Culture & Nightlife

‘Women cheer me on’

Text: Malini Gloor

Even as a teenager, burlesque dancer Minouche von Marabou had a flair for erotic underwear. Today she is one of the few Swiss burlesque artists to have attracted international acclaim. You can’t miss her in her striking Fifties-style outfit and a huge artificial flower in her hair.

Now 29, Minouche von Marabou (her stage name) knew what she wanted from an early age: ‘I grew up in the countryside in the canton of Zurich and I always had a mind of my own.’ When she was 13 she trained in belly dance, followed by ballet, tap, Charleston and tango. ‘Dance is an essential part of my life. When I was 17 I discovered my flair for beautiful, erotic, Moulin Rouge-type lingerie – and at the age of 19 I attended my first burlesque dance workshop.’ This was in Zurich in 2009, but it was cancelled after the first session due to lack of interest.


‘When I was 17 I discovered my flair for beautiful, erotic, Moulin Rouge-type lingerie.’

In dancer and performer Nightmare Vani, Minouche found a teacher who introduced her to the world of burlesque: ‘She’s still a good friend of mine and I’m really grateful for everything she has taught me.’

Her first public performance was in 2011 – in Frauenfeld, Thurgau: ‘I performed anywhere because I just wanted to be on stage and get some experience. It could be a classic car rally or a company event – I feel at home everywhere.’ Minouche has performed at a Zurich guild’s traditional Samichlaus event (similar to a Santa Claus visit) and at the Theater Spektakel performing arts festival. ‘From the moment I first stepped on a stage, burlesque was no longer my hobby but my vocation.’

In 2015 she took part in Die grössten Schweizer Talente, a talent show on Swiss TV. She didn’t win, but her career had already taken off: ‘In late 2013 I performed at the first burlesque festival in Berlin, and since then I’ve travelled all over the world,’ she says.
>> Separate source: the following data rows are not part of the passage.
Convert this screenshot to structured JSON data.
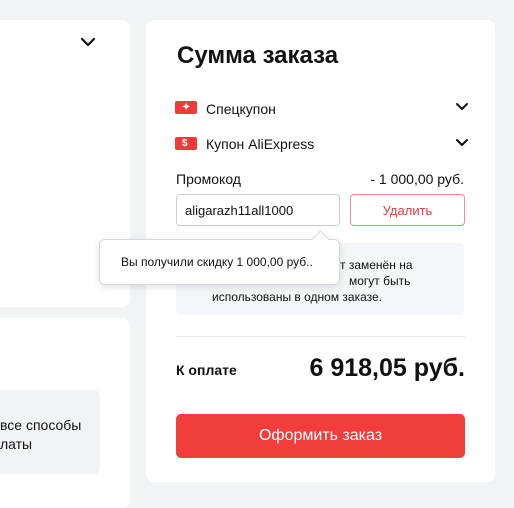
{
  "order_summary": {
    "title": "Сумма заказа",
    "special_coupon_label": "Спецкупон",
    "aliexpress_coupon_label": "Купон AliExpress",
    "promo_label": "Промокод",
    "promo_discount": "- 1 000,00 руб.",
    "promo_value": "aligarazh11all1000",
    "delete_label": "Удалить",
    "info_line1_suffix": "т заменён на",
    "info_line2_suffix": "могут быть",
    "info_line3": "использованы в одном заказе.",
    "tooltip_text": "Вы получили скидку 1 000,00 руб..",
    "pay_label": "К оплате",
    "pay_total": "6 918,05 руб.",
    "checkout_label": "Оформить заказ"
  },
  "left_panel": {
    "payment_line1": "все способы",
    "payment_line2": "латы"
  },
  "colors": {
    "accent": "#f23d3d",
    "background": "#f2f3f5",
    "info_box": "#f4f6fa"
  },
  "icons": {
    "special_coupon": "special-coupon-icon",
    "aliexpress_coupon": "aliexpress-coupon-icon",
    "chevron": "chevron-down-icon"
  }
}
She is also a trained couture dressmaker and theatre costume designer.

As a dressmaker, she is keen to ensure that her many elaborate stage costumes are perfect down to the last detail: ‘It takes me six to eighteen months to make a costume, depending on how much time I have.’ They all have to be transportable, ‘so that I can pack them in crates and take them with me.’ But it’s not only her costumes that are time-consuming: ‘I do my own hair, it takes me at least one-and-a-half hours, and then I do my make-up and have to prepare mentally for my performance.’
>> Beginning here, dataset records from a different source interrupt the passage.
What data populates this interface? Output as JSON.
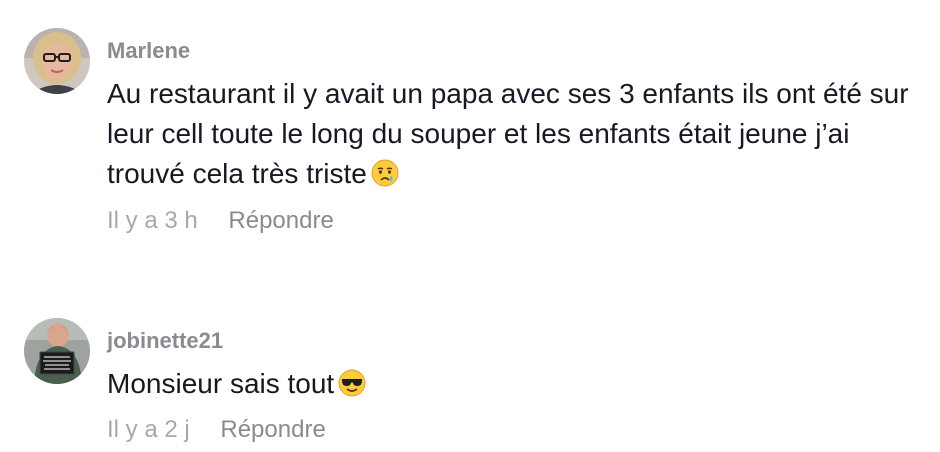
{
  "comments": [
    {
      "username": "Marlene",
      "text": "Au restaurant il y avait un papa avec ses 3 enfants ils ont été sur leur cell toute le long du souper et les enfants était jeune j’ai trouvé cela très triste",
      "emoji": "crying-face-icon",
      "time": "Il y a 3 h",
      "reply_label": "Répondre"
    },
    {
      "username": "jobinette21",
      "text": "Monsieur sais tout",
      "emoji": "sunglasses-face-icon",
      "time": "Il y a 2 j",
      "reply_label": "Répondre",
      "avatar_sign_text": [
        "ÉCOLE",
        "VAL-DES-MONTS",
        "2019 · 2020",
        "MATERNELLE"
      ]
    }
  ],
  "colors": {
    "text": "#161823",
    "username": "#8a8b91",
    "meta": "#a7a8ad",
    "emoji_face": "#ffcb3d"
  }
}
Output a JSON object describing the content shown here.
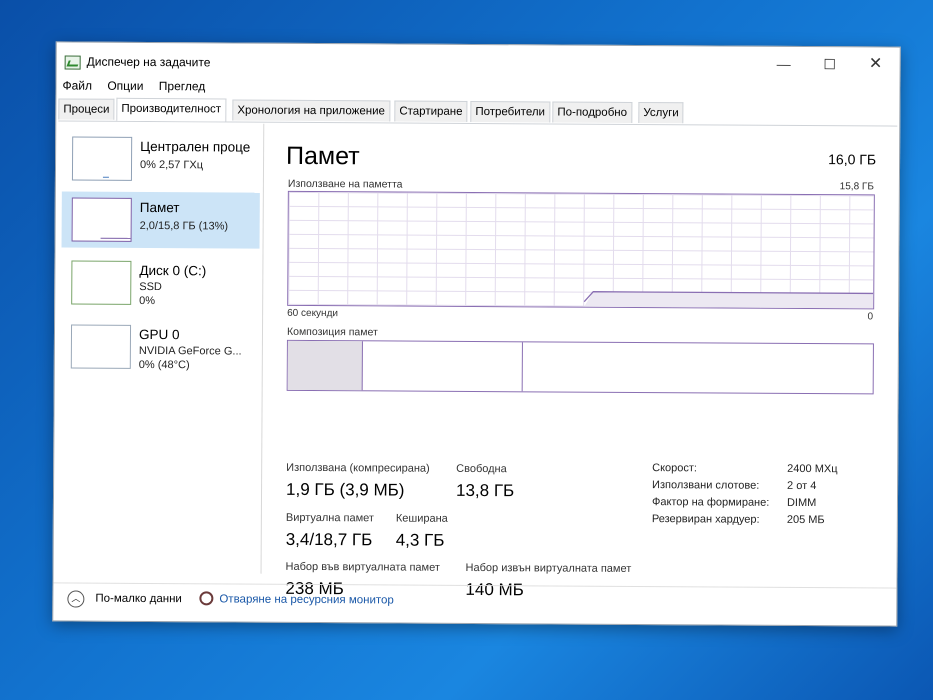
{
  "window": {
    "title": "Диспечер на задачите",
    "controls": {
      "minimize": "—",
      "maximize": "☐",
      "close": "✕"
    }
  },
  "menu": [
    "Файл",
    "Опции",
    "Преглед"
  ],
  "tabs": [
    {
      "label": "Процеси",
      "active": false
    },
    {
      "label": "Производителност",
      "active": true
    },
    {
      "label": "Хронология на приложение",
      "active": false
    },
    {
      "label": "Стартиране",
      "active": false
    },
    {
      "label": "Потребители",
      "active": false
    },
    {
      "label": "По-подробно",
      "active": false
    },
    {
      "label": "Услуги",
      "active": false
    }
  ],
  "sidebar": [
    {
      "title": "Централен проце",
      "line1": "0% 2,57 ГХц",
      "line2": "",
      "selected": false
    },
    {
      "title": "Памет",
      "line1": "2,0/15,8 ГБ (13%)",
      "line2": "",
      "selected": true
    },
    {
      "title": "Диск 0 (C:)",
      "line1": "SSD",
      "line2": "0%",
      "selected": false
    },
    {
      "title": "GPU 0",
      "line1": "NVIDIA GeForce G...",
      "line2": "0% (48°C)",
      "selected": false
    }
  ],
  "memory": {
    "title": "Памет",
    "total": "16,0 ГБ",
    "usage_label": "Използване на паметта",
    "usage_max": "15,8 ГБ",
    "axis_left": "60 секунди",
    "axis_right": "0",
    "composition_label": "Композиция памет",
    "stats": {
      "in_use_label": "Използвана (компресирана)",
      "in_use_value": "1,9 ГБ (3,9 МБ)",
      "available_label": "Свободна",
      "available_value": "13,8 ГБ",
      "committed_label": "Виртуална памет",
      "committed_value": "3,4/18,7 ГБ",
      "cached_label": "Кеширана",
      "cached_value": "4,3 ГБ",
      "paged_label": "Набор във виртуалната памет",
      "paged_value": "238 МБ",
      "nonpaged_label": "Набор извън виртуалната памет",
      "nonpaged_value": "140 МБ"
    },
    "hardware": [
      {
        "label": "Скорост:",
        "value": "2400 MXц"
      },
      {
        "label": "Използвани слотове:",
        "value": "2 от 4"
      },
      {
        "label": "Фактор на формиране:",
        "value": "DIMM"
      },
      {
        "label": "Резервиран хардуер:",
        "value": "205 МБ"
      }
    ]
  },
  "footer": {
    "fewer_details": "По-малко данни",
    "open_monitor": "Отваряне на ресурсния монитор"
  }
}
Don’t end up slipping into the red light scene!’

When Minouche told her mother she had fallen in love with burlesque, her mother was a little worried: ‘Don’t end up slipping into the red light scene!’ But now she is very proud of her daughter, just like Minouche’s father, though he’s never told her so. ‘Nobody is bothered about my job and my vocation, and that’s good,’ says Minouche, whose heart lies in the Thirties, Forties and Fifties.


Minouche von Marabou is a walking burlesque encyclopaedia. ‘The Americans claim to have invented burlesque, but that’s not true. A dance troupe called the British Blondes showed a little leg in England around 1870 and then toured America, where they were immediately copied.’ In 1925, during a cabaret show in Chicago, a dancer couldn’t zip up her dress during the costume change, so she went on stage struggling with the zipper and pulling faces. The audience loved it – and classic burlesque dance was born. It grew in popularity until the hippie movement began in 1968: ‘That was a totally different attitude to life, and it had no room for burlesque. It only started to come back around 2009,’ says Minouche.

‘A woman is beautiful exactly as she is – without cosmetic surgery and the like. She might be curvy and have cellulite – but she can still dance.’

When it started out in 1925, burlesque provided the ‘man in the street’ with erotic entertainment, but it soon began to change. Today, three-quarters of Minouche’s audience is female: ‘Women stand in the front row and cheer me on. I really like that.’ For Minouche, burlesque is also feminist: ‘A woman is beautiful exactly as she is – without cosmetic surgery and the like. She might be curvy and have cellulite – but she can still dance. This isn’t viewed critically in the burlesque scene; people are very supportive and friendly.’

Burlesque dancing isn’t just about a naked body, it’s about how you get there. Performers always cover their nipples with pasties – small, elaborate stickers – and their intimate areas are also concealed. ‘These are the only rules, otherwise you’re free to design your act however you like.’


Depending on the song, a number usually lasts between four and six minutes. Minouche teases the audience, flirts, flutters her false eyelashes and pulls faces: ‘The theatrical element is the key, because burlesque is always funny and erotic, but tongue-in-cheek,’ says Minouche.